There remains much to be studied about FD/MAS and bisphosphonates, with many unknowns. Patients and families should make decisions about their care in consultation with their doctors.

In addition to his literature review on bisphosphonates studies, O’Donnell also looked at other developing technologies that could help treat FD patients. Gene therapy has been a promising new field for treating genetic conditions, but the nature of FD presents some significant challenges.One type of gene therapy is “germline editing,” where mutations are fixed in the genetic code by editing the DNA of the sperm, egg or zygote prior to in vitro fertilization, so that none of the cells of the  carry the genetic mutation in the first place.  “Gene therapy has seen great success for inherited genetic disorders,” explains O’Donnell, but “germ line therapy will not be an option for the treatment of FD, because it is not inheritable.” In FD/MAS, the mutation develops post-zygotically, or as an embryo’s cells are dividing and developing, so you can’t prevent FD/MAS through germline gene editing, because the mutation isn’t present in the sperm or egg in the first place.

FD also challenges the limits of current “in vivo” gene therapy technology, the name for gene therapies that are designed to be delivered to human patients who are born with genetic defects. Unlike most genetic illnesses, “the mutation that causes FD only affects a portion of the cells, this is known as a mosaic mutation,” continued O’Donnell. While some cells in the bodies of FD/MAS patients carry the GNAS mutation, many other cells do not.
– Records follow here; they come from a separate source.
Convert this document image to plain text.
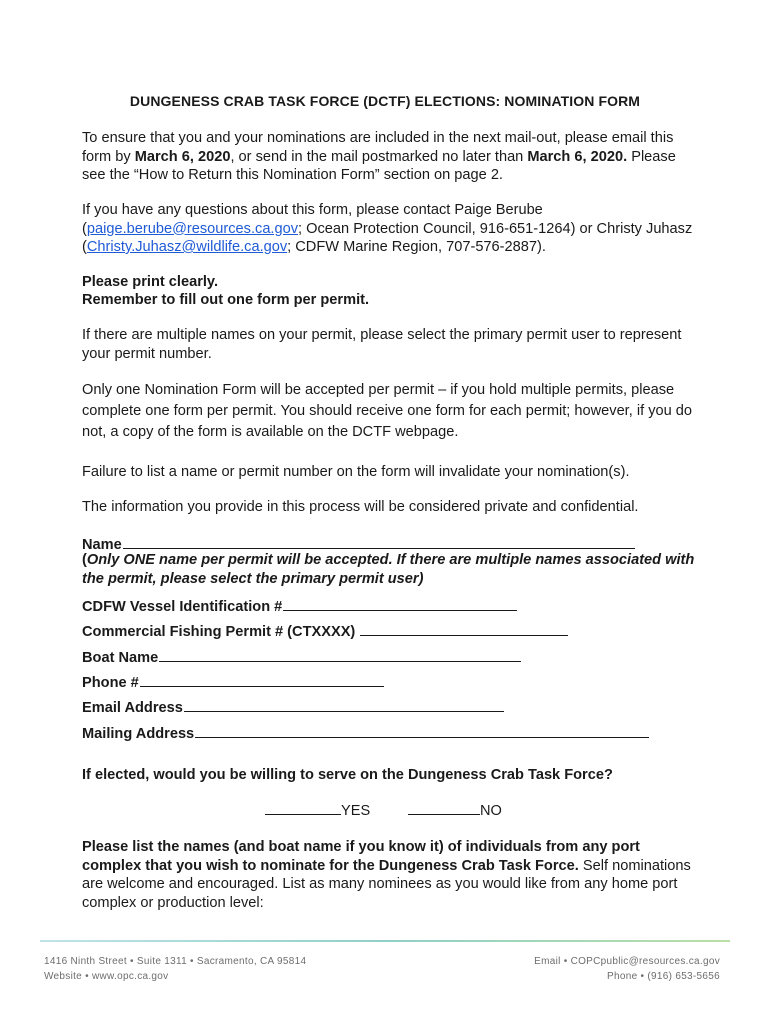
DUNGENESS CRAB TASK FORCE (DCTF) ELECTIONS: NOMINATION FORM
To ensure that you and your nominations are included in the next mail-out, please email this form by March 6, 2020, or send in the mail postmarked no later than March 6, 2020. Please see the “How to Return this Nomination Form” section on page 2.
If you have any questions about this form, please contact Paige Berube (paige.berube@resources.ca.gov; Ocean Protection Council, 916-651-1264) or Christy Juhasz (Christy.Juhasz@wildlife.ca.gov; CDFW Marine Region, 707-576-2887).
Please print clearly.
Remember to fill out one form per permit.
If there are multiple names on your permit, please select the primary permit user to represent your permit number.
Only one Nomination Form will be accepted per permit – if you hold multiple permits, please complete one form per permit. You should receive one form for each permit; however, if you do not, a copy of the form is available on the DCTF webpage.
Failure to list a name or permit number on the form will invalidate your nomination(s).
The information you provide in this process will be considered private and confidential.
Name
(Only ONE name per permit will be accepted. If there are multiple names associated with the permit, please select the primary permit user)
CDFW Vessel Identification #
Commercial Fishing Permit # (CTXXXX)
Boat Name
Phone #
Email Address
Mailing Address
If elected, would you be willing to serve on the Dungeness Crab Task Force?
YES	NO
Please list the names (and boat name if you know it) of individuals from any port complex that you wish to nominate for the Dungeness Crab Task Force. Self nominations are welcome and encouraged. List as many nominees as you would like from any home port complex or production level:
1416 Ninth Street • Suite 1311 • Sacramento, CA 95814
Website • www.opc.ca.gov
Email • COPCpublic@resources.ca.gov
Phone • (916) 653-5656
To treat this mutation without causing more negative side effects to other, unaffected cells, the gene therapy has to be able to systematically target the mutant cells without negatively affecting the functioning of other cells and organs. O’Donnell believes that mosaicism is a challenge in developing a therapy for FD/MAS, whether a genetic therapy or a more conventional drug.
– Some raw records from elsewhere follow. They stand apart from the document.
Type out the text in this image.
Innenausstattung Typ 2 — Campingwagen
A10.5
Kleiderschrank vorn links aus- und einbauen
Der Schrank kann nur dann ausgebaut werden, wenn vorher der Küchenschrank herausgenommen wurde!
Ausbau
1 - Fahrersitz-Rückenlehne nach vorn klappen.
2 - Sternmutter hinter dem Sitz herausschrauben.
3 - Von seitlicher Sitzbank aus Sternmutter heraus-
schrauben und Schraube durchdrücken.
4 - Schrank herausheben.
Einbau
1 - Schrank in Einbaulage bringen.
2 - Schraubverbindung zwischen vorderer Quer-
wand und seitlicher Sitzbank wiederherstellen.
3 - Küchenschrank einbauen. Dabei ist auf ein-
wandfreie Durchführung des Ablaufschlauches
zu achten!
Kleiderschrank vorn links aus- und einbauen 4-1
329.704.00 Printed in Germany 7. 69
O’Donnell also did a review of new tools that could help scientists advance towards a treatment or cure. “New animal models of FD will better our understanding of the disease,” said O’Donnell, as new mouse models express the GNAS gene mutations in ways that are more similar to the expression present in FD patients. Additionally, “better gene sequencing technologies could help identify patterns in the mosaic nature of the disease mutation, and therefore increase our understanding of FD.” While it’s unclear if genetic therapy can provide a treatment for FD/MAS in the near future, gene editing tools like CRISPR-Cas9 are already being used to create a stem cell model of FD, which could be used to find new targets for drugs.  
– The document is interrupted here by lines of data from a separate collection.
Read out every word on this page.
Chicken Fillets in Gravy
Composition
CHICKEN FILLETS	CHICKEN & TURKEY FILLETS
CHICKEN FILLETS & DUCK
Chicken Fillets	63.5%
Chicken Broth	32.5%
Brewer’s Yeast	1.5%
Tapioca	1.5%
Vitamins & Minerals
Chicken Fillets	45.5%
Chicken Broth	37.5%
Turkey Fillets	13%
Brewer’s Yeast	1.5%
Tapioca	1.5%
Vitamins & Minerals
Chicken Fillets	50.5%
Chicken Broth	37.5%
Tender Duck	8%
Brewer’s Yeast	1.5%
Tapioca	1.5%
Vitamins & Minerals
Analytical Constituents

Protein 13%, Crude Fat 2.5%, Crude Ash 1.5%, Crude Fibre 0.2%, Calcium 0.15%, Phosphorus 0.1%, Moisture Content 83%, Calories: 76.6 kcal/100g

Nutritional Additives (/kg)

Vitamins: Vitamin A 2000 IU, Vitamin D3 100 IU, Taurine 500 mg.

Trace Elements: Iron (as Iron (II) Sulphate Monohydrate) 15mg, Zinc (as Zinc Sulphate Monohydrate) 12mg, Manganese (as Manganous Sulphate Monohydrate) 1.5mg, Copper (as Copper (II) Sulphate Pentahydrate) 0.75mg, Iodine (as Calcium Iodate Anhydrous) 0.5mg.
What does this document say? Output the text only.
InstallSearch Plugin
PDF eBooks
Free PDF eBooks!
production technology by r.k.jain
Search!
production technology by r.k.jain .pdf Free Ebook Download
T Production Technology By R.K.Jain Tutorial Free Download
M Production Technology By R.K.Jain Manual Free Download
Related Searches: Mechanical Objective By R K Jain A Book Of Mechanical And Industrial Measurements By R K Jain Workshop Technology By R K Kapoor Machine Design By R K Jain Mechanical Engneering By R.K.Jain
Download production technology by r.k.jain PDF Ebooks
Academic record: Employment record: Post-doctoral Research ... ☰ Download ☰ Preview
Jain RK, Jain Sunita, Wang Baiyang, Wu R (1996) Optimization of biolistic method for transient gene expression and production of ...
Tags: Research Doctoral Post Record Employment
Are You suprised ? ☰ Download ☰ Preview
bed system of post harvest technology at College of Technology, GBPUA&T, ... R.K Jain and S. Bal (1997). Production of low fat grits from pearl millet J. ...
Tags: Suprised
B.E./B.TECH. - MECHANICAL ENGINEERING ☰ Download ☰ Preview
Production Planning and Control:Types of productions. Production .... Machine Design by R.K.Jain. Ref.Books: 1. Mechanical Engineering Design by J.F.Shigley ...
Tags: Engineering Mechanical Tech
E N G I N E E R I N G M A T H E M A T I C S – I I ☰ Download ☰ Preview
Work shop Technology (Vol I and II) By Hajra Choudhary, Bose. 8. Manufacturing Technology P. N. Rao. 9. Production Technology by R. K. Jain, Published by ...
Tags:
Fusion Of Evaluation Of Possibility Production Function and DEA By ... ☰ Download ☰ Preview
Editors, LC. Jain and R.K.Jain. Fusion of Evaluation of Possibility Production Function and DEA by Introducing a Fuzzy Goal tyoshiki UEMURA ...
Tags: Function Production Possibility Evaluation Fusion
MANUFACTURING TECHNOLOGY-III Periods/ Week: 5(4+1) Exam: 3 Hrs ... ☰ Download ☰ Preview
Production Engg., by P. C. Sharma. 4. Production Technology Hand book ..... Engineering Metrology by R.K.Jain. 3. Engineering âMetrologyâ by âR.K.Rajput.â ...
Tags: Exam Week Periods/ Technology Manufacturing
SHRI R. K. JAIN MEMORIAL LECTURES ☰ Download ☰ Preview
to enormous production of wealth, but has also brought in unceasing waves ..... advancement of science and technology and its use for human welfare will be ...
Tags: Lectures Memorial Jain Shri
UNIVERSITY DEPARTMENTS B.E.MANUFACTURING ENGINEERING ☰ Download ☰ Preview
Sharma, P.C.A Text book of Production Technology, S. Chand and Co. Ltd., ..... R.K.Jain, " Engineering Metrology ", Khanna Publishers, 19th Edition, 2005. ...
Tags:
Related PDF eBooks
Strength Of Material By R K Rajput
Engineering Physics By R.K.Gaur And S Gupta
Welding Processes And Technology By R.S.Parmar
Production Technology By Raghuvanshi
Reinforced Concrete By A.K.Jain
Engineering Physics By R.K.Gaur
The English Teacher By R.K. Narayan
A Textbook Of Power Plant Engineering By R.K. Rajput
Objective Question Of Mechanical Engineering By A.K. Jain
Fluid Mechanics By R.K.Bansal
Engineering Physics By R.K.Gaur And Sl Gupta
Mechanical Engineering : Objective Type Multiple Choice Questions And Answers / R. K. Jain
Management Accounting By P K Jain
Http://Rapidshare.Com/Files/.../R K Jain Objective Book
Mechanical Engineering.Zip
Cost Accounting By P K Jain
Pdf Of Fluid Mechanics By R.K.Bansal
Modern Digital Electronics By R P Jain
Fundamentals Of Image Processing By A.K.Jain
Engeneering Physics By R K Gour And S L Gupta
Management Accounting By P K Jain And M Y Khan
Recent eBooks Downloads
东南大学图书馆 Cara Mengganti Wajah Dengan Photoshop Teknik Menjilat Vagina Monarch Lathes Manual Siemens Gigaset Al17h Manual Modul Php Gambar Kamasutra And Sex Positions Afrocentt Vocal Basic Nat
FDF is grateful to O’Donnell, Dr. Scheifele, and the Loyola University’s Center for Civic Engagement and Justice for their work and for making this review possible. “Not only is it useful to have this kind of analysis available for patients and families, it’s also really exciting to have students become interested in FD/MAS during their undergraduate experience,” said Portero, “More research and collaboration are key tenets of our strategic plan to beat FD/MAS, and working with students at all stages of their careers helps us work towards those aims.”

We asked O’Donnell what field of medicine he’s interested in focusing on, and he hasn’t decided. Of course, he has plenty of time to make a decision, but we’d like to be the first to say that FD/MAS could use knowledgeable clinicians in so many different specialities. Since patients see endocrinologists, ENTs, orthopaedic surgeons, maxillofacial surgeons, neurologists, opthomologists, and more, there are many fields for O’Donnell to choose between if he’d like to support the complex needs of FD/MAS patients.